When a soybean plant is progressing normally at the beginning of the season, it produces high levels of carbohydrates to feed itself, but when exposed to drought or other stress, pods may fall off, says Shaun Casteel, a Purdue University Extension agronomist.
After the pods fall off, the plant has a pool of reserved carbohydrates and will stay green longer - known as green stem syndrome. While the condition does not harm the seed, oftentimes when farmers look into the field and see green stems, they will delay harvest beyond the optimal harvest moisture of 13-15%.
"I've seen farmers not harvest until the stems are brown, but the beans are at 9 to 10% moisture," Casteel says. "With the lower moisture content, you lose yield in the form of water."
If growers want to harvest earlier, they should combine at a slower pace because the stems will be tougher and could damage equipment, he said.
Green stem syndrome is one problem that could further decrease yields following a planting season inundated with heavy rains and a growing season hindered by heat and drought. The U.S. Department of Agriculture projected in its September crop report that soybean yields nationally could average 41.8 bushels per acre, down 1.5 to 2 bushels from trend. Indiana yields were projected at 42 bushels per acre, down 6 from what they might have been with a normal growing season.

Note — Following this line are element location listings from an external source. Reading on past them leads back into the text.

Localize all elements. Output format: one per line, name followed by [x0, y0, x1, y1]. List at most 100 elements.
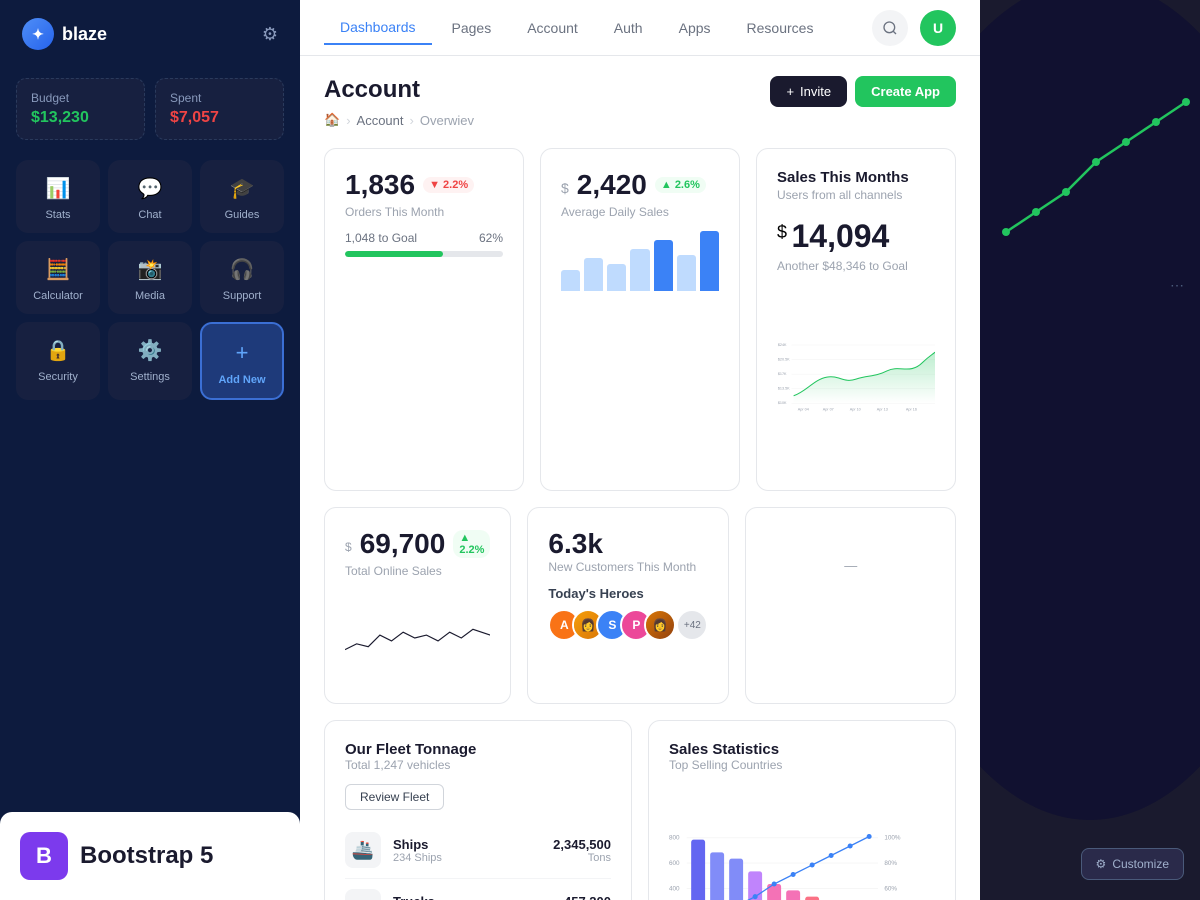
fleet-unit-ships: Tons — [553, 852, 611, 864]
guides-icon: 🎓 — [230, 176, 255, 201]
review-fleet-button[interactable]: Review Fleet — [345, 784, 444, 810]
add-new-icon: + — [236, 340, 249, 366]
page-title: Account — [324, 76, 474, 104]
daily-sales-value: 2,420 — [577, 169, 647, 201]
sales-this-month-card: Sales This Months Users from all channel… — [756, 148, 956, 491]
svg-text:$24K: $24K — [778, 343, 787, 347]
daily-sales-top: $ 2,420 ▲ 2.6% — [561, 169, 719, 201]
stats-label: Stats — [45, 209, 70, 221]
sales-value-area: $ 14,094 — [777, 218, 935, 255]
tab-apps[interactable]: Apps — [663, 11, 727, 45]
breadcrumb-account[interactable]: Account — [357, 113, 404, 128]
heroes-section: Today's Heroes A 👩 S P 👩 +42 — [548, 586, 708, 641]
budget-card: Budget $13,230 — [16, 78, 145, 140]
svg-text:600: 600 — [669, 860, 680, 867]
sidebar-item-stats[interactable]: 📊 Stats — [16, 160, 100, 233]
online-sales-badge: ▲ 2.2% — [453, 530, 490, 558]
online-sales-top: $ 69,700 ▲ 2.2% — [345, 528, 490, 560]
logo-icon: ✦ — [22, 18, 54, 50]
orders-badge: ▼ 2.2% — [423, 177, 474, 193]
fleet-value-trucks: 457,200 Tons — [564, 894, 611, 900]
settings-label: Settings — [130, 371, 170, 383]
sidebar: ✦ blaze ⚙ Budget $13,230 Spent $7,057 📊 … — [0, 0, 300, 900]
spent-value: $7,057 — [170, 109, 269, 127]
sales-month-sub: Users from all channels — [777, 188, 935, 202]
sales-stats-title: Sales Statistics — [669, 741, 935, 758]
sidebar-item-security[interactable]: 🔒 Security — [16, 322, 100, 400]
tab-resources[interactable]: Resources — [731, 11, 830, 45]
logo-text: blaze — [62, 24, 107, 45]
daily-sales-badge: ▲ 2.6% — [655, 177, 706, 193]
sales-month-title: Sales This Months — [777, 169, 935, 186]
fleet-row-trucks: 🚛 Trucks 1,460 Trucks 457,200 Tons — [345, 879, 611, 900]
support-icon: 🎧 — [230, 257, 255, 282]
logo-area: ✦ blaze — [22, 18, 107, 50]
heroes-label: Today's Heroes — [548, 586, 708, 601]
progress-fill — [345, 251, 443, 257]
security-label: Security — [38, 371, 78, 383]
tab-pages[interactable]: Pages — [436, 11, 508, 45]
right-panel-content: ⋯ — [996, 52, 1184, 294]
heroes-avatars: A 👩 S P 👩 +42 — [548, 609, 708, 641]
breadcrumb: 🏠 › Account › Overwiev — [324, 112, 474, 128]
progress-label: 1,048 to Goal 62% — [345, 231, 503, 245]
ships-icon: 🚢 — [345, 832, 381, 868]
spent-label: Spent — [170, 91, 269, 105]
main-content: Dashboards Pages Account Auth Apps Resou… — [300, 0, 980, 900]
breadcrumb-home[interactable]: 🏠 — [324, 112, 340, 128]
new-customers-card: 6.3k New Customers This Month Today's He… — [527, 507, 729, 704]
hero-count: +42 — [676, 609, 708, 641]
sidebar-item-chat[interactable]: 💬 Chat — [108, 160, 192, 233]
sidebar-item-support[interactable]: 🎧 Support — [200, 241, 284, 314]
progress-text: 1,048 to Goal — [345, 231, 417, 245]
bar7 — [700, 231, 719, 291]
invite-button[interactable]: + Invite — [770, 76, 847, 107]
customers-label: New Customers This Month — [548, 560, 708, 574]
bootstrap-text: Bootstrap 5 — [80, 842, 213, 870]
bar6 — [677, 255, 696, 291]
sidebar-item-calculator[interactable]: 🧮 Calculator — [16, 241, 100, 314]
right-panel: ⋯ ⋯ ⚙ Customize — [980, 0, 1200, 900]
customize-icon: ⚙ — [1096, 857, 1107, 871]
budget-label: Budget — [31, 91, 130, 105]
online-sales-label: Total Online Sales — [345, 564, 490, 578]
budget-cards: Budget $13,230 Spent $7,057 — [0, 68, 300, 160]
customize-button[interactable]: ⚙ Customize — [1081, 848, 1184, 880]
fleet-row-ships: 🚢 Ships 234 Ships 2,345,500 Tons — [345, 822, 611, 879]
menu-icon[interactable]: ⚙ — [262, 24, 278, 45]
orders-top: 1,836 ▼ 2.2% — [345, 169, 503, 201]
online-sales-prefix: $ — [345, 540, 352, 554]
svg-text:Apr 10: Apr 10 — [850, 407, 861, 411]
svg-text:400: 400 — [669, 885, 680, 892]
fleet-info-ships: Ships 234 Ships — [393, 837, 541, 864]
support-label: Support — [223, 290, 262, 302]
fleet-sub: Total 1,247 vehicles — [345, 758, 611, 772]
action-buttons: + Invite Create App — [770, 76, 956, 107]
svg-text:$17K: $17K — [778, 372, 787, 376]
user-avatar[interactable]: U — [920, 10, 956, 46]
sidebar-item-media[interactable]: 📸 Media — [108, 241, 192, 314]
sidebar-item-guides[interactable]: 🎓 Guides — [200, 160, 284, 233]
tab-account[interactable]: Account — [511, 11, 594, 45]
media-label: Media — [135, 290, 165, 302]
svg-text:Apr 16: Apr 16 — [906, 407, 917, 411]
create-app-button[interactable]: Create App — [855, 76, 956, 107]
search-button[interactable] — [872, 10, 908, 46]
top-nav: Dashboards Pages Account Auth Apps Resou… — [300, 0, 980, 56]
settings-icon: ⚙️ — [138, 338, 163, 363]
sales-stats-chart: 800 600 400 200 — [669, 784, 935, 900]
calculator-icon: 🧮 — [46, 257, 71, 282]
tab-auth[interactable]: Auth — [598, 11, 659, 45]
bottom-section: Our Fleet Tonnage Total 1,247 vehicles R… — [324, 720, 956, 900]
trucks-icon: 🚛 — [345, 889, 381, 900]
sidebar-item-settings[interactable]: ⚙️ Settings — [108, 322, 192, 400]
budget-value: $13,230 — [31, 109, 130, 127]
chat-icon: 💬 — [138, 176, 163, 201]
online-sales-value: 69,700 — [360, 528, 446, 560]
svg-text:800: 800 — [669, 835, 680, 842]
sales-stats-card: Sales Statistics Top Selling Countries 8… — [648, 720, 956, 900]
sidebar-item-add-new[interactable]: + Add New — [200, 322, 284, 400]
breadcrumb-sep1: › — [346, 113, 350, 128]
fleet-count-ships: 234 Ships — [393, 852, 541, 864]
tab-dashboards[interactable]: Dashboards — [324, 11, 432, 45]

One of the main reasons behind expected low yields has been loss of pods. With heat stress, some plants have dropped high numbers of pods; others have underdeveloped seeds within the pod. If there is rain during early seed fill stages, they might recover; however, if the plants are already dropping leaves, it is unlikely that they will benefit.
"We still have the story of two crops; one was planted on time and still has good yield potential, while the other started out late and has been further compromised by dry weather," Casteel says. "At this point, rain might be too late for much of the Indiana crop."

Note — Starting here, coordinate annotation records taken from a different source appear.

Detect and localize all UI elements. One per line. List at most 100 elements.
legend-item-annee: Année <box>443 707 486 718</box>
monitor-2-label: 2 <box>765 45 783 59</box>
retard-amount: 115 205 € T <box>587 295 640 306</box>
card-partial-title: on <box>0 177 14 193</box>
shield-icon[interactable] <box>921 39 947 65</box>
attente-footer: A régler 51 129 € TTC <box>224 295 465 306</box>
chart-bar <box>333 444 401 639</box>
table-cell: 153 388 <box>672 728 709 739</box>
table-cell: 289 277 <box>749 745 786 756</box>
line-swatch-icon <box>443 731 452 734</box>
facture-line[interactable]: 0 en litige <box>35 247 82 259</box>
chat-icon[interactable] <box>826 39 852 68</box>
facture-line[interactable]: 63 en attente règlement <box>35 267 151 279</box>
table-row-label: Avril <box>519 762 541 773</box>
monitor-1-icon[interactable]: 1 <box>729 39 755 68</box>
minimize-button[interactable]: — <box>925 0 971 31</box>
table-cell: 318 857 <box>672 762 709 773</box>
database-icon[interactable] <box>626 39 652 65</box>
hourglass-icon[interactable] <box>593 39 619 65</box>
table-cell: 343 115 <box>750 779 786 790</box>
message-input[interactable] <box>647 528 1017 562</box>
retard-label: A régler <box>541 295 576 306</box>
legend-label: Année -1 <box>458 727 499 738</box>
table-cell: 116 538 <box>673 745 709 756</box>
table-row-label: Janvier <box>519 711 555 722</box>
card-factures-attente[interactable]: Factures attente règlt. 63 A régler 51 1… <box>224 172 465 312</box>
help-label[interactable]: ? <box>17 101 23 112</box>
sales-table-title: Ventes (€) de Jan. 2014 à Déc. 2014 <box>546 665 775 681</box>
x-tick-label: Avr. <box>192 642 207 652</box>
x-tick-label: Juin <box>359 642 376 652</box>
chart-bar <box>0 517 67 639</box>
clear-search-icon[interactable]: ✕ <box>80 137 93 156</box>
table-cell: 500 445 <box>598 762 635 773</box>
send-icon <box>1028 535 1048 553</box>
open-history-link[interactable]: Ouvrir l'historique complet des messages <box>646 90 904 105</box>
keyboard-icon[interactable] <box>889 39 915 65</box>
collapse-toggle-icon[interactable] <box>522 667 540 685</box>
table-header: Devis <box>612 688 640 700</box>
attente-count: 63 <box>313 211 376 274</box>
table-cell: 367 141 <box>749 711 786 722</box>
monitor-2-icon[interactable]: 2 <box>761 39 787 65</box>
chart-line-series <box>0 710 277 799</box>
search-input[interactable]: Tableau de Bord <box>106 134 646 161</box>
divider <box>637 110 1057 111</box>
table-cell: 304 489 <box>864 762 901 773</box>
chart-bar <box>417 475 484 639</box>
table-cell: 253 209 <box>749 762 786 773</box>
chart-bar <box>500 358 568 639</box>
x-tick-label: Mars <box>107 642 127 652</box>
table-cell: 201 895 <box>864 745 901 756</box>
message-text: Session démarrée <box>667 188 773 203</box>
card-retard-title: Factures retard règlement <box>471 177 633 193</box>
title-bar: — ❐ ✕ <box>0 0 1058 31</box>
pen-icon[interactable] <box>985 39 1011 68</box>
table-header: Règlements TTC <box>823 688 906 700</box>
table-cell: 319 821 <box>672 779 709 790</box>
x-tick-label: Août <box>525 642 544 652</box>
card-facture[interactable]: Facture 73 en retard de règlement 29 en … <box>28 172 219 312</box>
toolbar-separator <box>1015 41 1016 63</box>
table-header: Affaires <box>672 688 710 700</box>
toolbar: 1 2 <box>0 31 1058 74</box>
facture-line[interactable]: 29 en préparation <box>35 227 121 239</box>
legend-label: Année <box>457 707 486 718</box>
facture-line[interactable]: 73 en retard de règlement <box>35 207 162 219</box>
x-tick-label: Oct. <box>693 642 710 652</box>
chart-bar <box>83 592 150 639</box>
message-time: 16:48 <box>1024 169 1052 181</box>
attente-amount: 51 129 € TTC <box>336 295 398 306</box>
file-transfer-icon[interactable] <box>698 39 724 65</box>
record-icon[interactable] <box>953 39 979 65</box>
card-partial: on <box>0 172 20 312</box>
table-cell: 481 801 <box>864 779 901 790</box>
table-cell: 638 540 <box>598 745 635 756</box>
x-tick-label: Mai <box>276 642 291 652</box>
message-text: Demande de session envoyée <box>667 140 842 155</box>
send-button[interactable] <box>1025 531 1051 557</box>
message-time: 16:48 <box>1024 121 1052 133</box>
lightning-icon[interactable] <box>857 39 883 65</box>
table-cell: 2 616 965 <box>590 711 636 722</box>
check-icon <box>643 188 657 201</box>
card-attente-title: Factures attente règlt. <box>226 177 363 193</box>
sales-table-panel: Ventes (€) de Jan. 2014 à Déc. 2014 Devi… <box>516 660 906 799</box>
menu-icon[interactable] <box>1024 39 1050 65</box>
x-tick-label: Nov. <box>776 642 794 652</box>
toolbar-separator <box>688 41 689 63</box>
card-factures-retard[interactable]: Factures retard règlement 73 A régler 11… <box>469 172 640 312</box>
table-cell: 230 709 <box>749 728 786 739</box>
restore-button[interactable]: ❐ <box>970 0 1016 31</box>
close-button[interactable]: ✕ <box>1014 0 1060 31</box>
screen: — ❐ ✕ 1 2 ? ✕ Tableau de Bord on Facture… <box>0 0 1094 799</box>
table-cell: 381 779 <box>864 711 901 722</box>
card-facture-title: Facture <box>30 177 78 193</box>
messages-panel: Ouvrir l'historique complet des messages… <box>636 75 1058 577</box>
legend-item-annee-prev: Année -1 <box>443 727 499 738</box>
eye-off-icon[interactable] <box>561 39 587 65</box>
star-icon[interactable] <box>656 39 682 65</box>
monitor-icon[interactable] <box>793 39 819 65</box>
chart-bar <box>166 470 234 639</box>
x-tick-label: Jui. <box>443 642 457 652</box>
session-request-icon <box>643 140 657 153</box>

Insects could be a challenge for soybean growers as bean leaf beetles and stinkbugs can attack the more mature crop and move onto nearby younger beans. Farmers can scout fields to identify pests and better predict yield potential, he said.
"This is a hard year," Casteel says. "I know farmers are really hoping for a good harvest with $14 a bushel beans, but this year's yields probably won't meet that expectation."